Japanese and Chinese
mission managers said their separate lunar orbiters, now halfway through
yearlong missions, have performed flawlessly and are likely to be extended.
In presentations here
March 26 to a meeting of the International Astronautical Federation, managers
of Japan's
Kaguya and China's
Chang'e-1 programs said both programs are meeting their science objectives
and their goals as pathfinders for future lunar landers in the middle of the
next decade.
Susumu Sasaki, Kaguya
project scientist at the Japan Aerospace Exploration Agency, JAXA, said both
the main satellite and two smaller spacecraft jettisoned in lunar orbit for
data-relay and gravity-field measurements have performed without a hitch.
Launched in September
aboard a Japanese H-2A rocket on a yearlong mission, Kaguya and the two
companion satellites are almost certain to have their mission extended by six
months, Sasaki said. "The debate now is over lunar surface, or to leave it
at around 100 kilometers," he said.
The data-relay satellite,
Okina, is in an orbit with an apogee of 2,400 kilometers and a perigee of 100
kilometers.

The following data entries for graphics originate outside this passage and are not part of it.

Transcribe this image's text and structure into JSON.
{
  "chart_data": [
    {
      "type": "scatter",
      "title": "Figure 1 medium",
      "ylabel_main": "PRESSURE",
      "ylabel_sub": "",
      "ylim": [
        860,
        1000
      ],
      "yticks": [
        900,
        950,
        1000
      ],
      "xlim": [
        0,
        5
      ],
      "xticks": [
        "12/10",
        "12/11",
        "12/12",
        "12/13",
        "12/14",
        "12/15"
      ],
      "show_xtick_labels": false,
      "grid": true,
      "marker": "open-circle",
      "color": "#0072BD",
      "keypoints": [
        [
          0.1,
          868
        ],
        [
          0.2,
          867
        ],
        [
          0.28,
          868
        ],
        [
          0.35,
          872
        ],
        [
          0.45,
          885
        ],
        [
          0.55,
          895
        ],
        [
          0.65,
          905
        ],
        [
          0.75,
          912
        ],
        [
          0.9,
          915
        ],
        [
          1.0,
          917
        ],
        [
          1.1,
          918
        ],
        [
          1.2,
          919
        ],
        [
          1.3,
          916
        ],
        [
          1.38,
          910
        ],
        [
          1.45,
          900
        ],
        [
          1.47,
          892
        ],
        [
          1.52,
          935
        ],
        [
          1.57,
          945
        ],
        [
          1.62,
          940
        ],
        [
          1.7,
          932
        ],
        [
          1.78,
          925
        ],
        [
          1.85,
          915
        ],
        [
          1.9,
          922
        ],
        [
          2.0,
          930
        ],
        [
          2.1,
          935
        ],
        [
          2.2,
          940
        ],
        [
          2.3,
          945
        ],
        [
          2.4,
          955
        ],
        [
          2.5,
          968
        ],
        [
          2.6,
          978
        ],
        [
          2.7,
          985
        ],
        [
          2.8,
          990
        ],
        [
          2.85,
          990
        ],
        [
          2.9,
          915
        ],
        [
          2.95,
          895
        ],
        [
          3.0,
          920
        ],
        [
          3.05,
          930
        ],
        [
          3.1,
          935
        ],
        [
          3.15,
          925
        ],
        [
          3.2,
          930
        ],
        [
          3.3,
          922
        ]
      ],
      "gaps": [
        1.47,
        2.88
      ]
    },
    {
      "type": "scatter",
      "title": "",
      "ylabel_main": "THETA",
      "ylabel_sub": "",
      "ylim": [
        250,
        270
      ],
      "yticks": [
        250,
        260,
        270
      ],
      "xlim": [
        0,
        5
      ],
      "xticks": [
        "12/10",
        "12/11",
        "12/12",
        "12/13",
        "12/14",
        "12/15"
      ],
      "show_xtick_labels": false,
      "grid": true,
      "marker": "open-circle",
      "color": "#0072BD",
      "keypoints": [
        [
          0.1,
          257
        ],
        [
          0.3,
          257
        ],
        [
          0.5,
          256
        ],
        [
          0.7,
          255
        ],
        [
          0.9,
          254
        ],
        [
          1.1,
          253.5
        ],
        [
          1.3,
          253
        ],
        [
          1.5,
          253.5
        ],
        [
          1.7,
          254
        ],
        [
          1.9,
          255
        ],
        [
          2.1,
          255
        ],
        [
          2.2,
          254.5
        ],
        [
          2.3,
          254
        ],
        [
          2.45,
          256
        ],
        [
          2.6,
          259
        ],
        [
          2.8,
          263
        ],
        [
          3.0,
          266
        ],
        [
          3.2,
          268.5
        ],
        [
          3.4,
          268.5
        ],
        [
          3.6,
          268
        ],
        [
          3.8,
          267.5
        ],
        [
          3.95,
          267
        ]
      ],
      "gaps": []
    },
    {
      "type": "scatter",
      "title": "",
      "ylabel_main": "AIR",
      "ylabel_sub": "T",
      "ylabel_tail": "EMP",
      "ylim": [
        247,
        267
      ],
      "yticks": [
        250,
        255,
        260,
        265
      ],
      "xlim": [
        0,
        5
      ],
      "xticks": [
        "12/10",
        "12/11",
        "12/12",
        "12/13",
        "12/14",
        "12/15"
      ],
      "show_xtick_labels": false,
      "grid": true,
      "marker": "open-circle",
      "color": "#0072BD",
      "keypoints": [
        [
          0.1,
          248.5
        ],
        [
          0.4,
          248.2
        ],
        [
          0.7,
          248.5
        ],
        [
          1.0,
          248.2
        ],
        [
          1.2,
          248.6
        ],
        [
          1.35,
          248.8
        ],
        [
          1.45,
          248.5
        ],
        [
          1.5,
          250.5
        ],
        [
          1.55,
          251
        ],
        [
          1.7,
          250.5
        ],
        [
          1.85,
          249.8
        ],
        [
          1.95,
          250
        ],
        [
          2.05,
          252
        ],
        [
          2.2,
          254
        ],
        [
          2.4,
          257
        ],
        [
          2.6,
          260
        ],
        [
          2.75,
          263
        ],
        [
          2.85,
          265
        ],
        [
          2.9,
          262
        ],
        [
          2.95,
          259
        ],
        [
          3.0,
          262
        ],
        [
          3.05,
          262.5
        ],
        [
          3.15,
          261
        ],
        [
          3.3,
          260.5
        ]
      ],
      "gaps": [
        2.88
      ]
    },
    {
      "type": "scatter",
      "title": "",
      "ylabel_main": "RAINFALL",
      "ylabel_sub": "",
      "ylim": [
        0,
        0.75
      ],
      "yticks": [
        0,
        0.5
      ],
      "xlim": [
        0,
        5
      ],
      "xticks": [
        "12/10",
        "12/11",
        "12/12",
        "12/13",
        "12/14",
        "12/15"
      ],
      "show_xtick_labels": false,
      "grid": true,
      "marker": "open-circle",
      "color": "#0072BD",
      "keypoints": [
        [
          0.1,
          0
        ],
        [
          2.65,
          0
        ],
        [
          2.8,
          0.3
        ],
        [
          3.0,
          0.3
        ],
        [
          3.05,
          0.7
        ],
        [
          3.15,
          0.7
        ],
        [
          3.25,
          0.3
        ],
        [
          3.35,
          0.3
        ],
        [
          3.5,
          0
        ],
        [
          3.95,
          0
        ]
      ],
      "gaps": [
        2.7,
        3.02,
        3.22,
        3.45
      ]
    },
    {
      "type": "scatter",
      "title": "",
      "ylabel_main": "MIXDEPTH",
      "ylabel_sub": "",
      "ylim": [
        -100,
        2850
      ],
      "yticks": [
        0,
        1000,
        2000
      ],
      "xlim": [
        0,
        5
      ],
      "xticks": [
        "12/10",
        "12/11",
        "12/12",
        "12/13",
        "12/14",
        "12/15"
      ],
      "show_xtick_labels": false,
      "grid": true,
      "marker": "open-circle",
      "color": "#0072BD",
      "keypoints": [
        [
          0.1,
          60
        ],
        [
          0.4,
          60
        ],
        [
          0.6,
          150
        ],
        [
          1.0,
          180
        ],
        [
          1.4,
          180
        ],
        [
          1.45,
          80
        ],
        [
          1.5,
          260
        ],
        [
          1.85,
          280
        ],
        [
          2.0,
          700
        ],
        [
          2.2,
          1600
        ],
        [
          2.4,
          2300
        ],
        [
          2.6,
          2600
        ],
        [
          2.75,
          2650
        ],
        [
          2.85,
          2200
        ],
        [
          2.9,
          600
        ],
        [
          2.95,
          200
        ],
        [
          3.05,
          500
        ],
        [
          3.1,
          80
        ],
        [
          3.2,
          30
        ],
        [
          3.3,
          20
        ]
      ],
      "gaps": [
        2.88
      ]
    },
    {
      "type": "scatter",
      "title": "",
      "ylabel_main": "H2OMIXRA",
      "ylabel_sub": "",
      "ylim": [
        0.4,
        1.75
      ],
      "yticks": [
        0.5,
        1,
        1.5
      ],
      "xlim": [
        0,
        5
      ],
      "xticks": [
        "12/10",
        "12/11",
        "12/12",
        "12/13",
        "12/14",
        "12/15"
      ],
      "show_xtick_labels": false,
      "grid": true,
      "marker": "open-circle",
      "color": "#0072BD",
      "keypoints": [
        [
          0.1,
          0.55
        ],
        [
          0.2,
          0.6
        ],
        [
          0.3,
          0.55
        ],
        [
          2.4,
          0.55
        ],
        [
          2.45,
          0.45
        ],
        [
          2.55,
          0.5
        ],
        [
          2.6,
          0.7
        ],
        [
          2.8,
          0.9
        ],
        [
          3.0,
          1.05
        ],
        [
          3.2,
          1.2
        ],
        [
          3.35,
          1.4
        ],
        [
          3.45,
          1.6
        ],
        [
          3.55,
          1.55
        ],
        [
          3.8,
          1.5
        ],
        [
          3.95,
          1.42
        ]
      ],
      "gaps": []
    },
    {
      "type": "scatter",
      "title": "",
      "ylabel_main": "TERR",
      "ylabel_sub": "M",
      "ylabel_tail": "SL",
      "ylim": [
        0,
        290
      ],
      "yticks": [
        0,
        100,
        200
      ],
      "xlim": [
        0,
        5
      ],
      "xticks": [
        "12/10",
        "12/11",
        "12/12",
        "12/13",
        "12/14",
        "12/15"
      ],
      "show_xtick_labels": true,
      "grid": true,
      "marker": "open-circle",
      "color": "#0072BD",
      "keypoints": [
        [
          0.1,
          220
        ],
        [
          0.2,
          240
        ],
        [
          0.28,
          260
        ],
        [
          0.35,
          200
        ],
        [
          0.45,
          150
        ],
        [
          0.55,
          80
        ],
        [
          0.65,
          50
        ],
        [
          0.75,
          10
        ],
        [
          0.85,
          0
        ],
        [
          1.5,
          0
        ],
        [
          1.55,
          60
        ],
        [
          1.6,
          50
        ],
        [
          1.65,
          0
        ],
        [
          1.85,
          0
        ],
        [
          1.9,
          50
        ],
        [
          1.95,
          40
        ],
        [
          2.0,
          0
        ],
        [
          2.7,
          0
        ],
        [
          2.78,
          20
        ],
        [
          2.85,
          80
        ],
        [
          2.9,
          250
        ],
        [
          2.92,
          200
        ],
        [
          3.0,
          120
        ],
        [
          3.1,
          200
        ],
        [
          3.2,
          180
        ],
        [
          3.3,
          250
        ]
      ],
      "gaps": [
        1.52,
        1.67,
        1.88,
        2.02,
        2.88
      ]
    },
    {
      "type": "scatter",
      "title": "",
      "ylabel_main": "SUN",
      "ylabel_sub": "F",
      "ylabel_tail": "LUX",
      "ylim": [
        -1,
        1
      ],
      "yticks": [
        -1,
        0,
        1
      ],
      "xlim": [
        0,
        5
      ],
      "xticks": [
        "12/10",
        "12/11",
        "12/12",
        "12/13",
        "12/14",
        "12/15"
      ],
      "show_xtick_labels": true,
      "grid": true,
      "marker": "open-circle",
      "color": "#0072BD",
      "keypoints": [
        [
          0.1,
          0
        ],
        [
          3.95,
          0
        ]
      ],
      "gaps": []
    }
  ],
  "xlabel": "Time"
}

The Ouna gravity-field measurement satellite is in a 100-kilometer
circular orbit inclined at 90 degrees, taking it over the lunar poles, as is
the case with Kaguya. Kaguya weighed about 3,000 kilograms at launch. The two
companion satellites weigh 50 kilograms each.
The Kaguya satellite
carries a radar sounder capable of taking images up to 5,000 meters below the
lunar surface with a resolution of 100 meters. The Okina data-relay satellite
is used to beam Kaguya results to ground stations when Kaguya's orbit takes it
over the far side of the Moon relative to Earth.
The mission also includes
two high-definition cameras that have returned crystal-clear pictures of the lunar surface.
Sasaki said that all
Kaguya science data will be released publicly in late 2009 one year after the
nominal 12-month mission concludes even if Kaguya operations continue into
2009.
Sasaki said the success
of Kaguya has given fresh impetus to the idea of launching one or two lunar
landers around 2015, but he stressed that no budget commitments have been made
for this.
The Chinese National
Space Administration is in a similar situation following the early success of
its Chang'e-1 satellite, launched in October aboard a Chinese Long March 3A
rocket.
The 2,350-kilogram
Chang'e-1, orbiting between 200 kilometers and 225 kilometers above the Moon's
surface, is intended to be the first step in a three-stage Chinese
lunar-exploration program that would include two robotic landers in the middle
of the next decade and a sample-return mission around 2020.
Hao Xifan, deputy
director of the Chinese Lunar Exploration Program Center, said Chang'e-1's
platform and instruments have functioned without a glitch so far. The satellite
is designed to take 3-D imagery of the lunar surface and analyze the lunar
surface's composition. Chang'e-1, based on China's proven DFH-3 communications
satellite platform, also is designed to test deep-space operations.
The European Space Agency
(ESA), which has cooperated with China on science missions in the past, gave
China detailed positioning and frequency-transmission information on ESA's Smart-1
lunar orbiter to permit Chinese lunar-program managers to test their own
satellite-tracking stations in preparation for the Chang'e-1 mission.
ESA's Estrack
satellite-tracking network, with stations in Australia and South America as
well as in Europe, has been used for Chang'e-1. ESA officials have opened
negotiations with China on a long-term cooperative effort in lunar exploration.